Snoring is commonly a problem of overweight individuals, although it can affect anyone. As you fall asleep, muscles supporting the pharynx (back of the throat) relax, and if there is fat surrounding that area, the pharynx tends to become compressed, restricting airflow and producing a vibration in the tissues, heard as snoring.

If there is sufficient compression, the airway may become completely blocked, preventing oxygen getting to the body. The brain senses this, and wakes the snorer to take a breath. The person then falls back asleep, only to repeat the whole cycle.

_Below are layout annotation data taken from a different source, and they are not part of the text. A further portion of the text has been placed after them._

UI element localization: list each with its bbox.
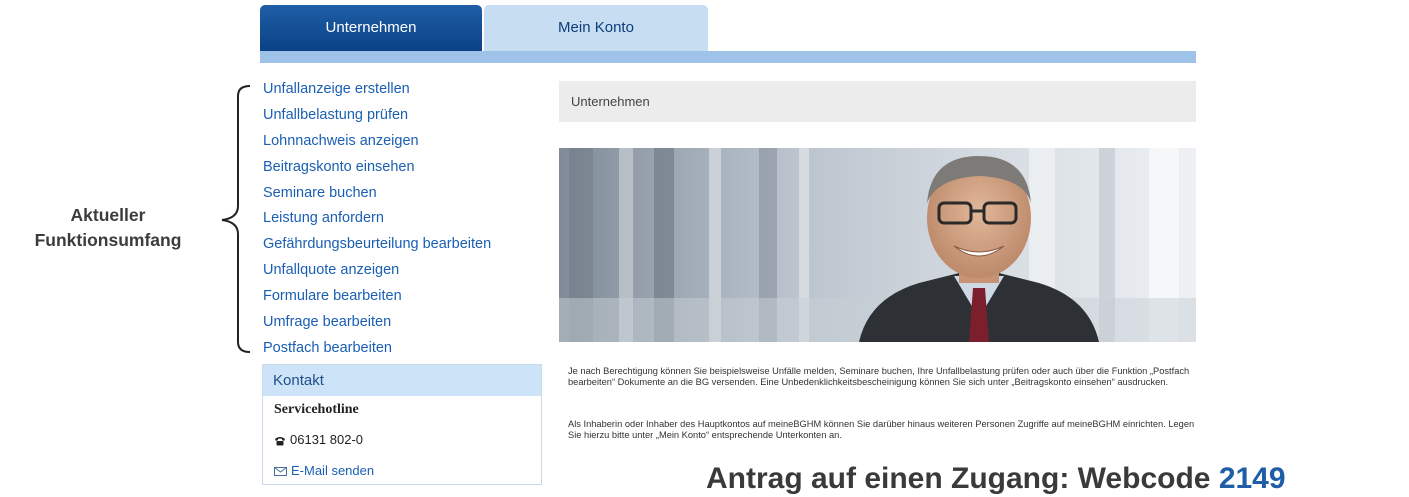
function-menu: Unfallanzeige erstellen Unfallbelastung … <box>263 77 491 362</box>
curly-bracket <box>221 85 251 353</box>
nav-item-unfallanzeige[interactable]: Unfallanzeige erstellen <box>263 77 491 103</box>
tab-unternehmen[interactable]: Unternehmen <box>260 5 482 51</box>
nav-item-formulare[interactable]: Formulare bearbeiten <box>263 284 491 310</box>
footer-webcode: Antrag auf einen Zugang: Webcode 2149 <box>706 461 1286 497</box>
nav-item-lohnnachweis[interactable]: Lohnnachweis anzeigen <box>263 129 491 155</box>
info-paragraph-1: Je nach Berechtigung können Sie beispiel… <box>568 366 1190 387</box>
contact-box: Kontakt Servicehotline 06131 802-0 E-Mai… <box>262 364 542 485</box>
contact-phone: 06131 802-0 <box>290 432 364 447</box>
nav-item-postfach[interactable]: Postfach bearbeiten <box>263 336 491 362</box>
footer-code: 2149 <box>1218 462 1286 495</box>
annotation-label: Aktueller Funktionsumfang <box>0 203 216 253</box>
section-title: Unternehmen <box>559 81 1196 122</box>
footer-text: Antrag auf einen Zugang: Webcode <box>706 462 1211 495</box>
nav-item-unfallquote[interactable]: Unfallquote anzeigen <box>263 258 491 284</box>
contact-title: Servicehotline <box>274 402 359 417</box>
info-paragraph-2: Als Inhaberin oder Inhaber des Hauptkont… <box>568 419 1195 440</box>
nav-item-unfallbelastung[interactable]: Unfallbelastung prüfen <box>263 103 491 129</box>
phone-icon <box>275 436 285 446</box>
nav-item-seminare[interactable]: Seminare buchen <box>263 181 491 207</box>
contact-heading: Kontakt <box>263 365 541 396</box>
email-link[interactable]: E-Mail senden <box>274 463 374 478</box>
nav-item-gefaehrdungsbeurteilung[interactable]: Gefährdungsbeurteilung bearbeiten <box>263 232 491 258</box>
mail-icon <box>274 467 287 477</box>
annotation-line-1: Aktueller <box>70 205 146 225</box>
email-label: E-Mail senden <box>291 463 375 478</box>
annotation-line-2: Funktionsumfang <box>34 230 182 250</box>
contact-phone-row: 06131 802-0 <box>274 432 363 447</box>
nav-item-leistung[interactable]: Leistung anfordern <box>263 206 491 232</box>
nav-item-beitragskonto[interactable]: Beitragskonto einsehen <box>263 155 491 181</box>
businessman-photo <box>559 148 1196 342</box>
tab-mein-konto[interactable]: Mein Konto <box>484 5 708 51</box>
tab-bar <box>260 51 1196 63</box>
nav-item-umfrage[interactable]: Umfrage bearbeiten <box>263 310 491 336</box>
hero-image <box>559 148 1196 342</box>
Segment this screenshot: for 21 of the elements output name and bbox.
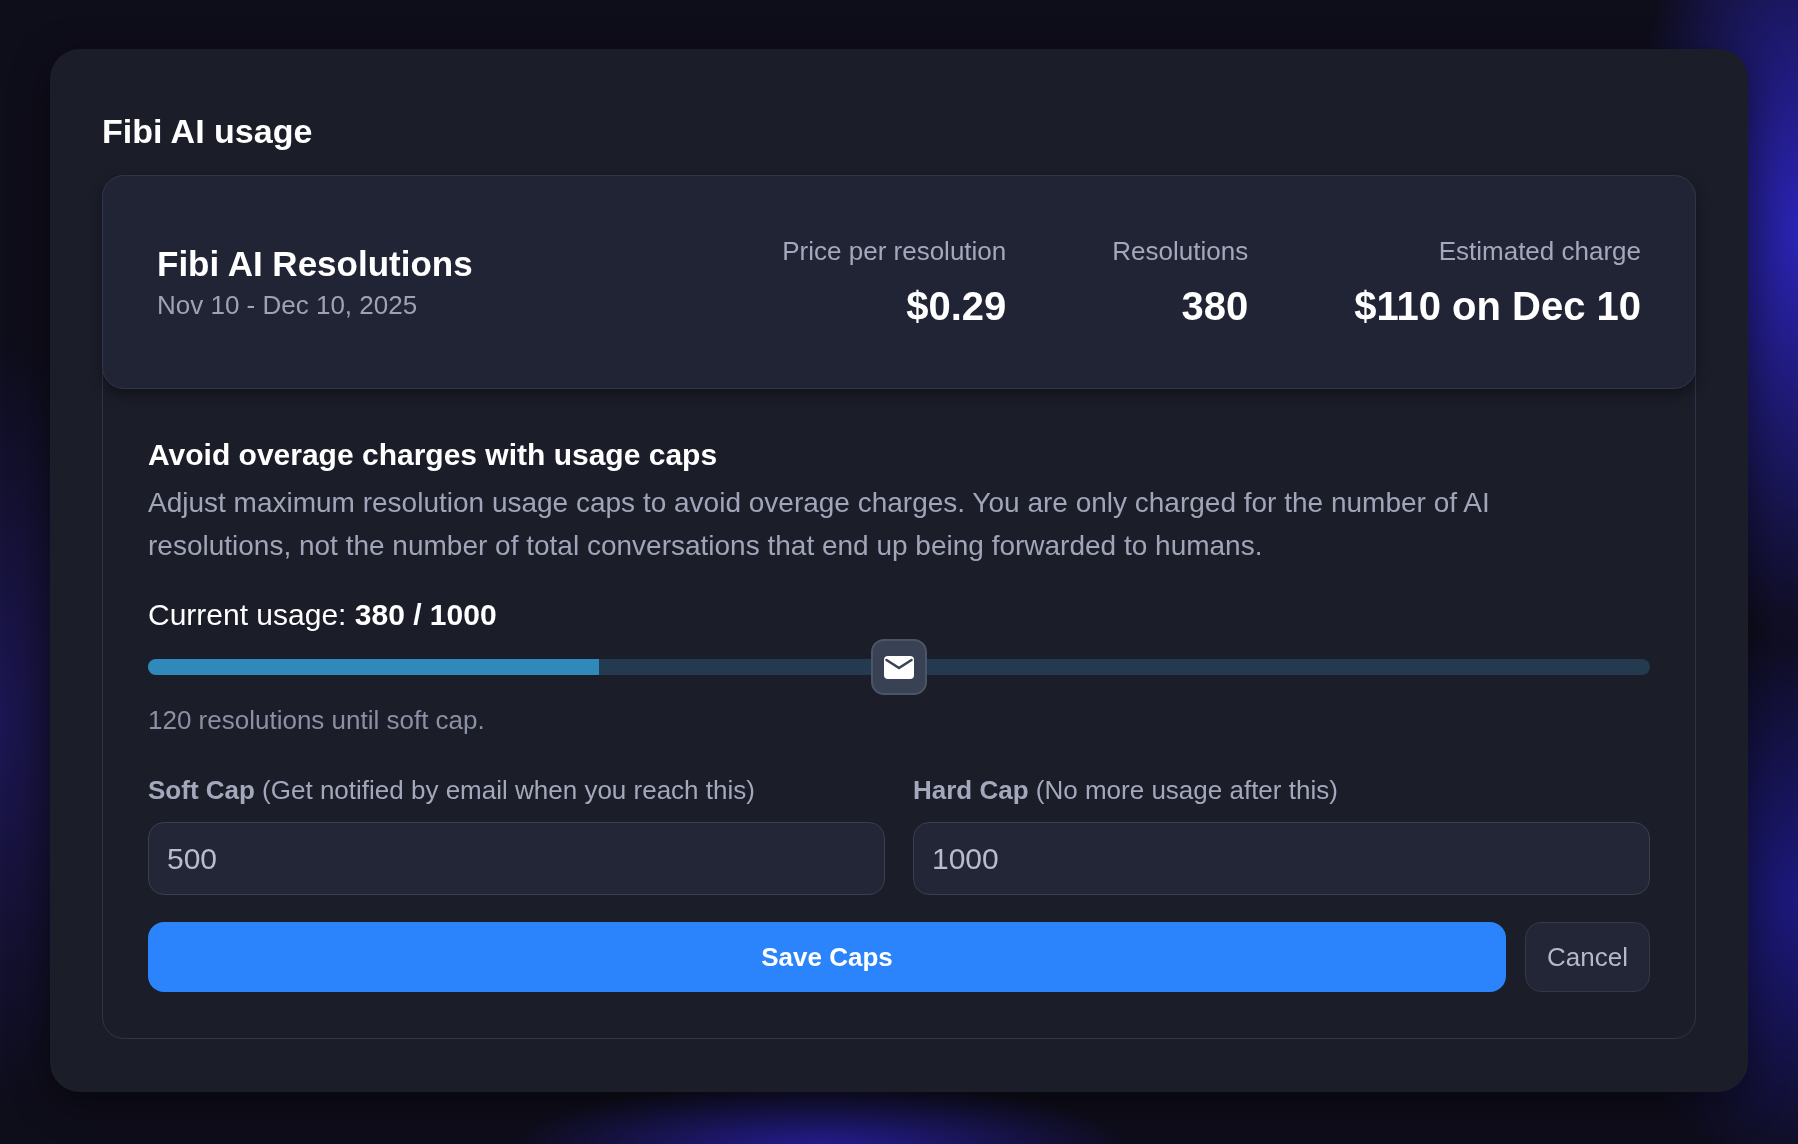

Come morning, there is no memory of these spells, just a feeling of not having enough sleep. The individual may have episodes of sleeping during the day and a decline in productivity. The condition also has been linked to high blood pressure, heart attack and stroke.

This scenario goes by the name of Obstructive Sleep Apnea (OSA), and its incidence is increasing with the obesity epidemic. A recent report in the New England Journal of Medicine indicates that one in four men and one in 10 women in this country are afflicted.

The obvious solution is to remove the obesity. There are other options, some easy, some not. Putting the bed on a slant by a few inches tends to pull the diaphragm down and allow for better ventilation. Also, avoid alcohol before bedtime, and try to sleep on one side.

If this is unsatisfactory, a machine called a CPAP (continuous positive airway pressure) uses positive air pressure to hold the airway open. This requires wearing a mask during sleep. It fixes the immediate, but not the long-term, problem.

Manassas resident Dr. Christopher Leet, now retired, practiced medicine for nearly 40 years, specializing in cardiology and internal medicine.